Il Collegio è consapevole dell’esistenza di un contrasto di giurisprudenza in ordine al dovere del giudice dì accertare quali siano le condizioni economiche dell’imputato prima di ordinare la sospensione condizionale della pena subordinata al risarcimento del danno. Invero, accanto a chi nega ogni dovere del giudice in proposito, poiché il tema può essere oggetto di approfondimento in sede di esecuzione (cfr., tra le tante, Sez. 2, n. 26221 del 11/06/2015, Dammico, Rv. 264013), vi è chi, invece, afferma la necessità di una valutazione, sia pure sommaria, sul punto (così, tra le tante, Sez. 5, n. 21557 del 02/02/2015, Solazzo, Rv. 263675), e chi, ancora, in posizione intermedia, ritiene la necessità di compiere un motivato apprezzamento delle condizioni economiche dell’imputato se dagli atti, eventualmente acquisiti proprio su iniziativa della difesa di quest’ultimo, emergono elementi tali da far dubitare della capacità del soggetto di soddisfare l’obbligo economico impostogli (in questo senso, Sez. 5, n. 14205 del 29/01/2015, R, Rv. 263185).
Il Collegio ritiene di aderire a quest’ultima soluzione, posto che il giudice non può sottrarsi alla valutazione degli elementi a sua disposizione.
In questa prospettiva, è sicuramente rilevante l’intervenuta dichiarazione di fallimento, poiché, a far data dalla stessa, tutta l’amministrazione del patrimonio del fallito è rimessa alle decisioni degli organi della procedura fallimentare, e restano estranei alla procedura solo i beni strettamente personali (cfr., in particolare, quanto stabilito dagli artt. 42, 44 e 46 r.d. 16 marzo 1942, n. 267). Né rileva che la dichiarazione di fallimento è, come nel caso di specie, successiva alla sentenza di primo grado, perché l’obbligo di pagamento della somma liquidata a titolo di provvisionale, quale condizione per fruire del beneficio della sospensione condizionale, deve essere adempiuto dopo il passaggio in giudicato della sentenza, attesa l’assenza di diversa specificazione sul punto (cfr., in questo senso, tra le tante, Sez. 1, n. 24642 del 27/05/2015, Hosu, Rv. 263974).
Di conseguenza, limitatamente a questo punto, la sentenza impugnata deve essere annullata con rinvio alla Corte di appello di Salerno, quale Corte di appello più vicina a quella di Campobasso, affinché verifichi se il ricorrente sia stato dichiarato fallito in proprio, e se non abbia più la possibilità di adempiere personalmente all’obbligo di pagamento della provvisionale: in tal caso, infatti, non sarebbe legittima l’imposizione della condizione sospensiva in discorso al beneficio di cui all’art. 163 e ss. cod. proc. pen.
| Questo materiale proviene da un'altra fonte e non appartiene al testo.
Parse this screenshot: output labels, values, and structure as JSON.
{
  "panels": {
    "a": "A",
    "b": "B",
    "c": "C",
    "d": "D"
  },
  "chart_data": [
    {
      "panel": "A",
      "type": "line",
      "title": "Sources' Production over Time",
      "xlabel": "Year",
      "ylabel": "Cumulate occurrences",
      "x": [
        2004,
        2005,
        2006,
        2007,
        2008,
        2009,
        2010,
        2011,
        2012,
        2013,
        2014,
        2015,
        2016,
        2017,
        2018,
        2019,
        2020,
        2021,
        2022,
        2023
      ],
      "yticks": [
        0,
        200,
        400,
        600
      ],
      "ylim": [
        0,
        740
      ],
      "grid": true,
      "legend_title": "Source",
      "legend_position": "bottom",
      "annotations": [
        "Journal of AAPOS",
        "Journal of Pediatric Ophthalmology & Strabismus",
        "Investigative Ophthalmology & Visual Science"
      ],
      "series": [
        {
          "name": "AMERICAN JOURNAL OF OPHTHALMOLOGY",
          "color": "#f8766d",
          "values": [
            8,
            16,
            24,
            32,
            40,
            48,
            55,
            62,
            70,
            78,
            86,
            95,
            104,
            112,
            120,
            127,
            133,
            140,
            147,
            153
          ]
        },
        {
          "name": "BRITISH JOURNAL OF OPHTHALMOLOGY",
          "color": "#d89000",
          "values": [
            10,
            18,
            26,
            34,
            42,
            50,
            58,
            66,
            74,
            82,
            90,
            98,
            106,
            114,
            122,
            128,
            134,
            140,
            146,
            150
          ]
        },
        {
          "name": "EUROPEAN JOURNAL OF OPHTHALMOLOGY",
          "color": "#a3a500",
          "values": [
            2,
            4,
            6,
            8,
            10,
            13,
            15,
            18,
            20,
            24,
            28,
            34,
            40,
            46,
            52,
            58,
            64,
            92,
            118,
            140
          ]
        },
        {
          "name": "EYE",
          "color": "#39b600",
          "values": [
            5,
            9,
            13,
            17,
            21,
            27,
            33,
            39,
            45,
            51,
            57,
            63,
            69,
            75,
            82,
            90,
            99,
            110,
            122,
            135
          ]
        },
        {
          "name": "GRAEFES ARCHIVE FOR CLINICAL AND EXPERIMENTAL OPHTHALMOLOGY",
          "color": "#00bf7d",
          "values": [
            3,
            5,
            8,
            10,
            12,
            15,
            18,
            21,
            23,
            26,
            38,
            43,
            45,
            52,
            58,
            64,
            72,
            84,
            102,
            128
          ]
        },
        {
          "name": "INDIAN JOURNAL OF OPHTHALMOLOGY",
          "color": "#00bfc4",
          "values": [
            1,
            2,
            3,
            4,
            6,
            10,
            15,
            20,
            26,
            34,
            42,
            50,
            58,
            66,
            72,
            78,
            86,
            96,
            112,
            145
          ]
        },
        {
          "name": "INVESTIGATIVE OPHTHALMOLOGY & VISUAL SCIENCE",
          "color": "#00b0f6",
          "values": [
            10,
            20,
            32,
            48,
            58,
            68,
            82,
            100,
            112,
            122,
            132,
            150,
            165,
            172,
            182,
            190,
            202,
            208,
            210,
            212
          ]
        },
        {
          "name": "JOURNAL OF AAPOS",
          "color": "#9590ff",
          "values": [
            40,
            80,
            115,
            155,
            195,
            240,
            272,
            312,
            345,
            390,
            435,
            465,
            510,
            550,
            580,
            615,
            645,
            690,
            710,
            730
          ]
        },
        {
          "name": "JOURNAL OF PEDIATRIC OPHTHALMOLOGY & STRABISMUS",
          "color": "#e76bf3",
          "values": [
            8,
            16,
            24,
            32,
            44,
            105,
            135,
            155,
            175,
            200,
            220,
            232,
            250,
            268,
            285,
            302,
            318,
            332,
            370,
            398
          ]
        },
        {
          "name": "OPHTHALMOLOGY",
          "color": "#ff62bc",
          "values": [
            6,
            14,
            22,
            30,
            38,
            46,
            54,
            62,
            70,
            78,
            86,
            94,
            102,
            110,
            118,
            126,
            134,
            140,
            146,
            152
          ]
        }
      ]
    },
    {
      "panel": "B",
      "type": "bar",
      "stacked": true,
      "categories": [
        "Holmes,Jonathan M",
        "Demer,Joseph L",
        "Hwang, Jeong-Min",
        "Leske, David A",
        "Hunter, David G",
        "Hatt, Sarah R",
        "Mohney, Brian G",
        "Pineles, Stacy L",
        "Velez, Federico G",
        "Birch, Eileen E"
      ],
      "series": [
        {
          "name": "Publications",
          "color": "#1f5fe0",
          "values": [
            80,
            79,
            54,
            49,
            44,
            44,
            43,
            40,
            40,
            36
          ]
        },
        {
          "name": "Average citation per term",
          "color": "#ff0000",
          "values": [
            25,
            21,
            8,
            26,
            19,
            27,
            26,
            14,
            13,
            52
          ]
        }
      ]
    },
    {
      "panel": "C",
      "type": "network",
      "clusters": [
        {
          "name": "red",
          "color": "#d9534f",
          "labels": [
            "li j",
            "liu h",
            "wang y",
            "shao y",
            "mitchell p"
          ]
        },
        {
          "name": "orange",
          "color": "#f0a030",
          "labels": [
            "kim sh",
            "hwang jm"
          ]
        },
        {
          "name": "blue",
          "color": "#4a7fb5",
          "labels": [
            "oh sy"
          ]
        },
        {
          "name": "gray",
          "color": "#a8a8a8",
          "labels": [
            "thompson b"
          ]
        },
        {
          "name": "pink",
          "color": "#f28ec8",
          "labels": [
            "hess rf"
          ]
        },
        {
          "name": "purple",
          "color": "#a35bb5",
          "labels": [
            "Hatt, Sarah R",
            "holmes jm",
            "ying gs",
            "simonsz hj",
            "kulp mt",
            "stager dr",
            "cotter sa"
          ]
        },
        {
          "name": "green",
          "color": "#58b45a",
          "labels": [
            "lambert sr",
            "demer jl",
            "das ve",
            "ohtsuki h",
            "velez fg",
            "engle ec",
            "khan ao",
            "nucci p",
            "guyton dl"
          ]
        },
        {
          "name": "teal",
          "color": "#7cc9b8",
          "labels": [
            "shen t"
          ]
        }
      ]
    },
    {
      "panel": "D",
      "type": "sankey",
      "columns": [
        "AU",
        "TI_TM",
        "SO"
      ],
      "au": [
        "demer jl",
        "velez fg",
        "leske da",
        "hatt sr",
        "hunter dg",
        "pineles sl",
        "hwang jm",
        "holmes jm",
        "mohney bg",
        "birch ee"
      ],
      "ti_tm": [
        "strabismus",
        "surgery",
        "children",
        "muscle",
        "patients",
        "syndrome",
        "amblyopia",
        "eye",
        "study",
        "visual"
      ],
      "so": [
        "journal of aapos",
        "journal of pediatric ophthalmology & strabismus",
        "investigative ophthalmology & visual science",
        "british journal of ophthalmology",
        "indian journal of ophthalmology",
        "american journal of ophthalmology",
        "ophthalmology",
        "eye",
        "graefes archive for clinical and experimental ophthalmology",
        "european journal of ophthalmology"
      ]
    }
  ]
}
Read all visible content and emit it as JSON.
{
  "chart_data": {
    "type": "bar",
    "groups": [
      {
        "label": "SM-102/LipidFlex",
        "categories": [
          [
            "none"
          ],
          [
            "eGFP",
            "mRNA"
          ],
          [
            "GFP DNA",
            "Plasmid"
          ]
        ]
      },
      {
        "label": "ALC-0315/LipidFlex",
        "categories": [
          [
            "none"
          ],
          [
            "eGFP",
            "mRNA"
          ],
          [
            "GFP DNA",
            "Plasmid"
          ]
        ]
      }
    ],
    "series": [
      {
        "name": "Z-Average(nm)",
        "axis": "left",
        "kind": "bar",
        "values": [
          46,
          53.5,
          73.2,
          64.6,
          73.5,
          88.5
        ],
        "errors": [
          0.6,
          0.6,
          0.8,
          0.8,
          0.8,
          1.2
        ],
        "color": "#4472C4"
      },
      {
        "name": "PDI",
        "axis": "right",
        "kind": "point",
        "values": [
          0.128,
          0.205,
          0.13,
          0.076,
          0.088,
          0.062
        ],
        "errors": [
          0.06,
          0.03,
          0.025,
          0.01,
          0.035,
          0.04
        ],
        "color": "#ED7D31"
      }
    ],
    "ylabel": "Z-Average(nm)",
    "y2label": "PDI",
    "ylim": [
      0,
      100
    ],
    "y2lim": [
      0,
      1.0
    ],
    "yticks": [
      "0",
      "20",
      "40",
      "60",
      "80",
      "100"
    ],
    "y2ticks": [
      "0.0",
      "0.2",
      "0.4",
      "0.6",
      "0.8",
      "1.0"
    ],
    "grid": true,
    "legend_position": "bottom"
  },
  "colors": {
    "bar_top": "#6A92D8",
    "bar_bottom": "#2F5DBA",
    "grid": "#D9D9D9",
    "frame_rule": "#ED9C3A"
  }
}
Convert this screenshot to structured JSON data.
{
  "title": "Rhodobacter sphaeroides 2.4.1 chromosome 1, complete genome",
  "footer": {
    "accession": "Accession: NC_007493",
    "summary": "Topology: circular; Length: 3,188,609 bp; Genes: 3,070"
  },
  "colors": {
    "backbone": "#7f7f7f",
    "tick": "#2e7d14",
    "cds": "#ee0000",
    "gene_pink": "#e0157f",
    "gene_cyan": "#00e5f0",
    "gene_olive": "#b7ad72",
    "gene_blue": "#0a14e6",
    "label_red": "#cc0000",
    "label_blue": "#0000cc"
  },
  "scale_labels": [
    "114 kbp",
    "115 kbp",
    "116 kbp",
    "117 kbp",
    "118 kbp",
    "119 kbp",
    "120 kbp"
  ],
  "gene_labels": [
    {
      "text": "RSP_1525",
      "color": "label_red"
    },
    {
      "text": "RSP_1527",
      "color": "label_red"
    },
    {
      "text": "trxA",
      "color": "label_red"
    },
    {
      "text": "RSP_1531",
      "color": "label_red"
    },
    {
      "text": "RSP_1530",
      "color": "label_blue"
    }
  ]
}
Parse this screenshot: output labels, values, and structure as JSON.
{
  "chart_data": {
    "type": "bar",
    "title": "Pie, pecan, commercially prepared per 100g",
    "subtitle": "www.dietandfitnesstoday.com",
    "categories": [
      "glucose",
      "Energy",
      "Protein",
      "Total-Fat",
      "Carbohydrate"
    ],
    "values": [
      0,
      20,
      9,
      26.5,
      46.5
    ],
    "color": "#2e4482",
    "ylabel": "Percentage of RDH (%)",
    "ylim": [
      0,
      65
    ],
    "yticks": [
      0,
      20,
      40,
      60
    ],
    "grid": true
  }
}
7. In conclusione, quindi, il ricorso deve essere accolto in relazione al quinto motivo; l’infondatezza degli altri motivi, invece, impone il rigetto degli stessi, con conseguente irrevocabilità della dichiarazione di responsabilità penale dell’imputato, della commisurazione della pena e delle statuizioni civili. Da ciò deriva, ulteriormente, la condanna del ricorrente alla refusione delle spese di fase in favore delle parti civili D.N.L., C.N. e C.F., che si stima equo liquidare, complessivamente, in Euro 4.900 (quattromilanovecento), oltre spese generali nella misura del quindici per cento, I.V.A. e C.P.A.
P.Q.M.
Annulla la sentenza impugnata nel punto relativo alla sospensione condizionale della pena e rinvia per nuovo giudizio alla Corte di appello di Salerno.
Rigetta nel resto il ricorso e condanna il ricorrente a rifondere alle parti civili D.N.L., C.N. e C.F. le spese sostenute nel grado, che liquida in complessivi euro quattromila novecento, oltre spese generali nella misura del quindici per cento, I.V.A. e C.P.A.